As I walked her home she said it was her birthday
I pulled her close and said
Will I see you anymore
Then suddenly she asked for my sweater
And said that she was very very cold

I kissed her goodnight at her door and started home
Then thought about my sweater
And went right back and said
I knocked at her door
And a man appeared
I told him why I'd come
Then he said

You're wrong son
You weren't with my daughter
How can you be so cruel
To come to me this way
My Laurie left this world on her birthday
She died a year ago today

A strange force drew me to the graveyard
I stood in the dark
I saw the shadows wave
And then I looked and saw my sweater
Lying there upon her grave
Strange things happen in this world
 
Like they say "If you remember the 60's you weren't really there." :rolleyes:





by-the-way who the hell are "They" and who do they think they are with all those damn sayings they are spouting any ol' way? :mad:




:cool:
There wasn't any auto-focus in the 60s, nor was there any kind of anti-motion camera.
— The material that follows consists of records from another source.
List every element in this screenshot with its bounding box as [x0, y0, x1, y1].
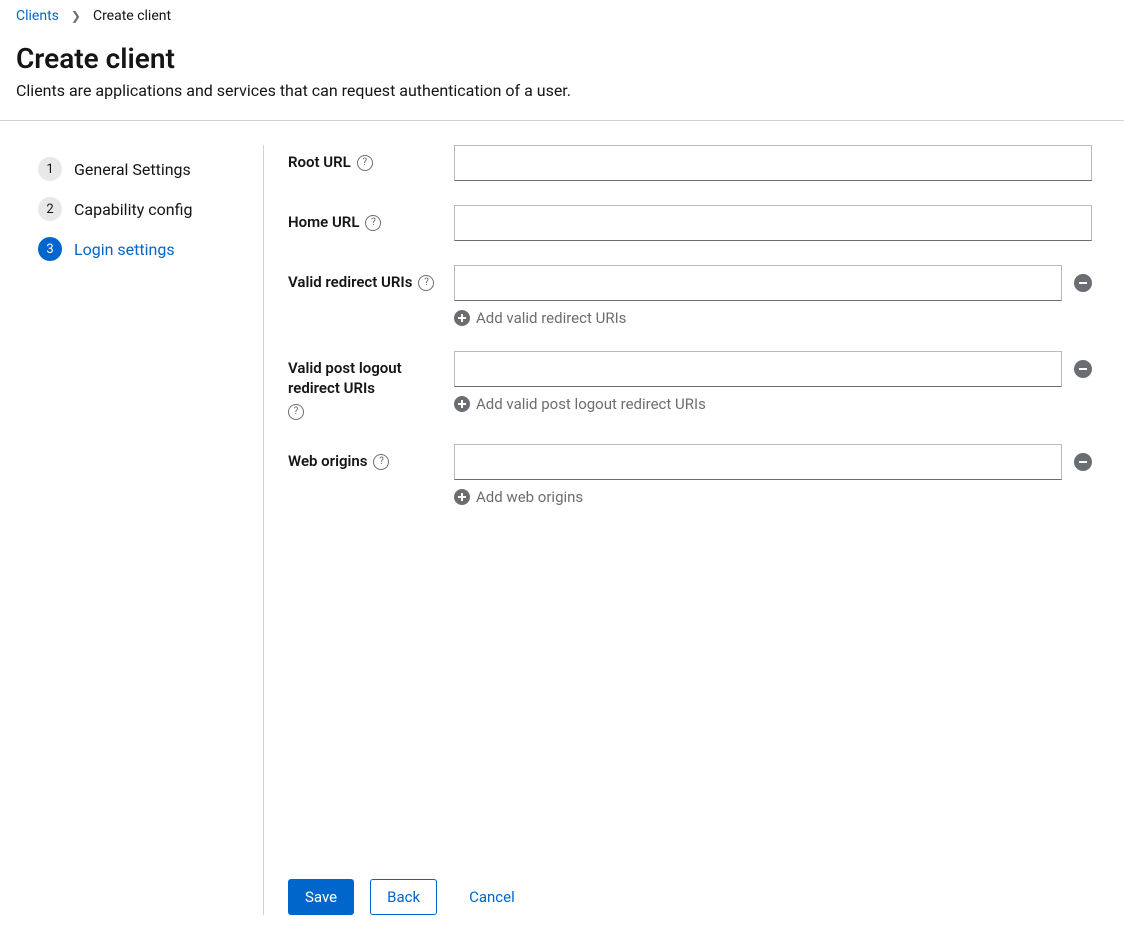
- wizard-step-capability-config[interactable]: 2 Capability config: [16, 189, 263, 229]
- input-web-origin[interactable]: [454, 444, 1062, 480]
- add-link-label: Add valid post logout redirect URIs: [476, 395, 706, 413]
- plus-circle-icon: [454, 396, 470, 412]
- add-web-origins-link[interactable]: Add web origins: [454, 488, 1092, 506]
- wizard-footer: Save Back Cancel: [288, 863, 1092, 915]
- wizard-step-general-settings[interactable]: 1 General Settings: [16, 149, 263, 189]
- help-icon[interactable]: ?: [365, 215, 381, 231]
- wizard-step-login-settings[interactable]: 3 Login settings: [16, 229, 263, 269]
- label-web-origins: Web origins: [288, 452, 367, 472]
- wizard-nav: 1 General Settings 2 Capability config 3…: [16, 145, 264, 915]
- help-icon[interactable]: ?: [418, 275, 434, 291]
- label-home-url: Home URL: [288, 213, 359, 233]
- breadcrumb: Clients ❯ Create client: [16, 8, 1108, 24]
- remove-button[interactable]: [1074, 274, 1092, 292]
- save-button[interactable]: Save: [288, 879, 354, 915]
- page-description: Clients are applications and services th…: [16, 81, 1108, 100]
- label-root-url: Root URL: [288, 153, 351, 173]
- step-label: Capability config: [74, 200, 192, 219]
- step-number-badge: 3: [38, 237, 62, 261]
- help-icon[interactable]: ?: [288, 404, 304, 420]
- input-home-url[interactable]: [454, 205, 1092, 241]
- remove-button[interactable]: [1074, 360, 1092, 378]
- back-button[interactable]: Back: [370, 879, 437, 915]
- breadcrumb-link-clients[interactable]: Clients: [16, 8, 59, 24]
- step-number-badge: 1: [38, 157, 62, 181]
- page-title: Create client: [16, 42, 1108, 75]
- plus-circle-icon: [454, 489, 470, 505]
- chevron-right-icon: ❯: [71, 9, 81, 23]
- add-link-label: Add web origins: [476, 488, 583, 506]
- step-label: Login settings: [74, 240, 175, 259]
- input-valid-post-logout-redirect-uri[interactable]: [454, 351, 1062, 387]
- add-valid-redirect-uris-link[interactable]: Add valid redirect URIs: [454, 309, 1092, 327]
- cancel-button[interactable]: Cancel: [453, 879, 531, 915]
- label-valid-post-logout-redirect-uris: Valid post logout redirect URIs: [288, 359, 454, 398]
- help-icon[interactable]: ?: [373, 454, 389, 470]
- input-root-url[interactable]: [454, 145, 1092, 181]
- breadcrumb-current: Create client: [93, 8, 171, 24]
- label-valid-redirect-uris: Valid redirect URIs: [288, 273, 412, 293]
- remove-button[interactable]: [1074, 453, 1092, 471]
- add-valid-post-logout-redirect-uris-link[interactable]: Add valid post logout redirect URIs: [454, 395, 1092, 413]
- add-link-label: Add valid redirect URIs: [476, 309, 626, 327]
- plus-circle-icon: [454, 310, 470, 326]
- input-valid-redirect-uri[interactable]: [454, 265, 1062, 301]
- help-icon[interactable]: ?: [357, 155, 373, 171]
- step-label: General Settings: [74, 160, 191, 179]
- step-number-badge: 2: [38, 197, 62, 221]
And any filming done at Woodstock with a tripod, they'd still be digging it out of the mud. So, the people who filmed the 60s just had to be sober.

And because these people were always watching what was going on, I think they could be the "they" you asked about. When you think about it, "they" are always there when something happens and get it on film as evidence of an event. If they didn't get it on film, did it happen? It's kind of like that tree in a forest.